V/. Gloria al Padre y al Hijo y al Espíritu Santo.
R/. Lleva en el corazón la ley de su Dios.

Cántico Evangélico

Ant. «El que cumple la voluntad de mi Padre, ése es mi hermano y mi hermana y mi madre», dice el Señor.

Bendito sea el Señor, Dios de Israel, porque ha visitado y redimido a su pueblo, suscitándonos una fuerza de salvación en la casa de David, su siervo, según lo había predicho desde antiguo, por boca de sus santos profetas.

Es la salvación que nos libra de nuestros enemigos y de la mano de todos los que nos odian; realizando la misericordia que tuvo con nuestros padres, recordando su santa alianza
y el juramento que juró a nuestro padre Abrahán.

Para concedernos que, libres de temor, arrancados de la mano de los enemigos, le sirvamos con santidad y justicia, en su presencia, todos nuestros días.

Y a ti, niño, te llamarán profeta del Altísimo, porque irás delante del Señor a preparar sus caminos, anunciando a su pueblo la salvación, el perdón de sus pecados.

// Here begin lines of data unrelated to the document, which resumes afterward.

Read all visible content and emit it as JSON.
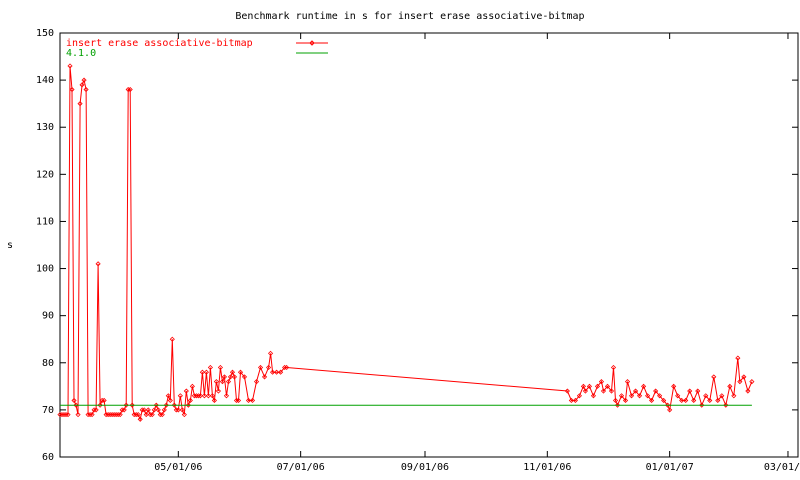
{
  "chart_data": {
    "type": "line",
    "title": "Benchmark runtime in s for insert erase associative-bitmap",
    "ylabel": "s",
    "xlim": [
      "2006-03-03",
      "2007-03-06"
    ],
    "xticks": [
      {
        "value": "2006-05-01",
        "label": "05/01/06"
      },
      {
        "value": "2006-07-01",
        "label": "07/01/06"
      },
      {
        "value": "2006-09-01",
        "label": "09/01/06"
      },
      {
        "value": "2006-11-01",
        "label": "11/01/06"
      },
      {
        "value": "2007-01-01",
        "label": "01/01/07"
      },
      {
        "value": "2007-03-01",
        "label": "03/01/07"
      }
    ],
    "ylim": [
      60,
      150
    ],
    "yticks": [
      60,
      70,
      80,
      90,
      100,
      110,
      120,
      130,
      140,
      150
    ],
    "legend": "top-left",
    "series": [
      {
        "name": "insert erase associative-bitmap",
        "color": "#ff0000",
        "markers": true,
        "x": [
          "2006-03-03",
          "2006-03-04",
          "2006-03-05",
          "2006-03-06",
          "2006-03-07",
          "2006-03-08",
          "2006-03-09",
          "2006-03-10",
          "2006-03-11",
          "2006-03-12",
          "2006-03-13",
          "2006-03-14",
          "2006-03-15",
          "2006-03-16",
          "2006-03-17",
          "2006-03-18",
          "2006-03-19",
          "2006-03-20",
          "2006-03-21",
          "2006-03-22",
          "2006-03-23",
          "2006-03-24",
          "2006-03-25",
          "2006-03-26",
          "2006-03-27",
          "2006-03-28",
          "2006-03-29",
          "2006-03-30",
          "2006-03-31",
          "2006-04-01",
          "2006-04-02",
          "2006-04-03",
          "2006-04-04",
          "2006-04-05",
          "2006-04-06",
          "2006-04-07",
          "2006-04-08",
          "2006-04-09",
          "2006-04-10",
          "2006-04-11",
          "2006-04-12",
          "2006-04-13",
          "2006-04-14",
          "2006-04-15",
          "2006-04-16",
          "2006-04-17",
          "2006-04-18",
          "2006-04-19",
          "2006-04-20",
          "2006-04-21",
          "2006-04-22",
          "2006-04-23",
          "2006-04-24",
          "2006-04-25",
          "2006-04-26",
          "2006-04-27",
          "2006-04-28",
          "2006-04-29",
          "2006-04-30",
          "2006-05-01",
          "2006-05-02",
          "2006-05-03",
          "2006-05-04",
          "2006-05-05",
          "2006-05-06",
          "2006-05-07",
          "2006-05-08",
          "2006-05-09",
          "2006-05-10",
          "2006-05-11",
          "2006-05-12",
          "2006-05-13",
          "2006-05-14",
          "2006-05-15",
          "2006-05-16",
          "2006-05-17",
          "2006-05-18",
          "2006-05-19",
          "2006-05-20",
          "2006-05-21",
          "2006-05-22",
          "2006-05-23",
          "2006-05-24",
          "2006-05-25",
          "2006-05-26",
          "2006-05-27",
          "2006-05-28",
          "2006-05-29",
          "2006-05-30",
          "2006-05-31",
          "2006-06-01",
          "2006-06-03",
          "2006-06-05",
          "2006-06-07",
          "2006-06-09",
          "2006-06-11",
          "2006-06-13",
          "2006-06-15",
          "2006-06-16",
          "2006-06-17",
          "2006-06-19",
          "2006-06-21",
          "2006-06-23",
          "2006-06-24",
          "2006-11-11",
          "2006-11-13",
          "2006-11-15",
          "2006-11-17",
          "2006-11-19",
          "2006-11-20",
          "2006-11-22",
          "2006-11-24",
          "2006-11-26",
          "2006-11-28",
          "2006-11-29",
          "2006-12-01",
          "2006-12-03",
          "2006-12-04",
          "2006-12-05",
          "2006-12-06",
          "2006-12-08",
          "2006-12-10",
          "2006-12-11",
          "2006-12-13",
          "2006-12-15",
          "2006-12-17",
          "2006-12-19",
          "2006-12-21",
          "2006-12-23",
          "2006-12-25",
          "2006-12-27",
          "2006-12-29",
          "2006-12-31",
          "2007-01-01",
          "2007-01-03",
          "2007-01-05",
          "2007-01-07",
          "2007-01-09",
          "2007-01-11",
          "2007-01-13",
          "2007-01-15",
          "2007-01-17",
          "2007-01-19",
          "2007-01-21",
          "2007-01-23",
          "2007-01-25",
          "2007-01-27",
          "2007-01-29",
          "2007-01-31",
          "2007-02-02",
          "2007-02-04",
          "2007-02-05",
          "2007-02-07",
          "2007-02-09",
          "2007-02-11"
        ],
        "values": [
          69,
          69,
          69,
          69,
          69,
          143,
          138,
          72,
          71,
          69,
          135,
          139,
          140,
          138,
          69,
          69,
          69,
          70,
          70,
          101,
          71,
          72,
          72,
          69,
          69,
          69,
          69,
          69,
          69,
          69,
          69,
          70,
          70,
          71,
          138,
          138,
          71,
          69,
          69,
          69,
          68,
          70,
          70,
          69,
          70,
          69,
          69,
          70,
          71,
          70,
          69,
          69,
          70,
          71,
          73,
          72,
          85,
          71,
          70,
          70,
          73,
          70,
          69,
          74,
          71,
          72,
          75,
          73,
          73,
          73,
          73,
          78,
          73,
          78,
          73,
          79,
          73,
          72,
          76,
          74,
          79,
          76,
          77,
          73,
          76,
          77,
          78,
          77,
          72,
          72,
          78,
          77,
          72,
          72,
          76,
          79,
          77,
          79,
          82,
          78,
          78,
          78,
          79,
          79,
          74,
          72,
          72,
          73,
          75,
          74,
          75,
          73,
          75,
          76,
          74,
          75,
          74,
          79,
          72,
          71,
          73,
          72,
          76,
          73,
          74,
          73,
          75,
          73,
          72,
          74,
          73,
          72,
          71,
          70,
          75,
          73,
          72,
          72,
          74,
          72,
          74,
          71,
          73,
          72,
          77,
          72,
          73,
          71,
          75,
          73,
          81,
          76,
          77,
          74,
          76
        ]
      },
      {
        "name": "4.1.0",
        "color": "#00a000",
        "markers": false,
        "x": [
          "2006-03-03",
          "2007-02-11"
        ],
        "values": [
          71,
          71
        ]
      }
    ]
  }
}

Por la entrañable misericordia de nuestro Dios, nos visitará el sol que nace de lo alto, para iluminar a los que viven en tinieblas y en sombra de muerte, para guiar nuestros pasos
por el camino de la paz.

Gloria al Padre, y al Hijo, y al Espíritu Santo.
Como era en el principio, ahora y siempre, por los siglos de los siglos. Amén.

Ant. «El que cumple la voluntad de mi Padre, ése es mi hermano y mi hermana y mi madre», dice el Señor.

Preces
Adoremos, hermanos a Cristo, el Dios santo y, pidiéndole que nos enseñe a servirle con santidad y justicia en su presencia todos nuestros días, aclamémoslo, diciendo:

Tú solo eres santo, Señor
●Señor Jesús, probado en todo exactamente como nosotros, menos en el pecado,
compadécete de nuestras debilidades.

●Señor Jesús, que a todos nos llamas a la perfección del amor, danos el progresar en caminos de santidad.

●Señor Jesús, que quieres que seamos la sal de la tierra y la luz del mundo, ilumina nuestras vidas con tu propia luz.

●Señor Jesús, que viniste al mundo para servir, y no para que te sirvieran, haz que sepamos servirte a ti y a nuestros hermanos con humildad.

●Señor Jesús, reflejo de la gloria del Padre e impronta de su ser, haz que en la gloria contemplemos tu rostro.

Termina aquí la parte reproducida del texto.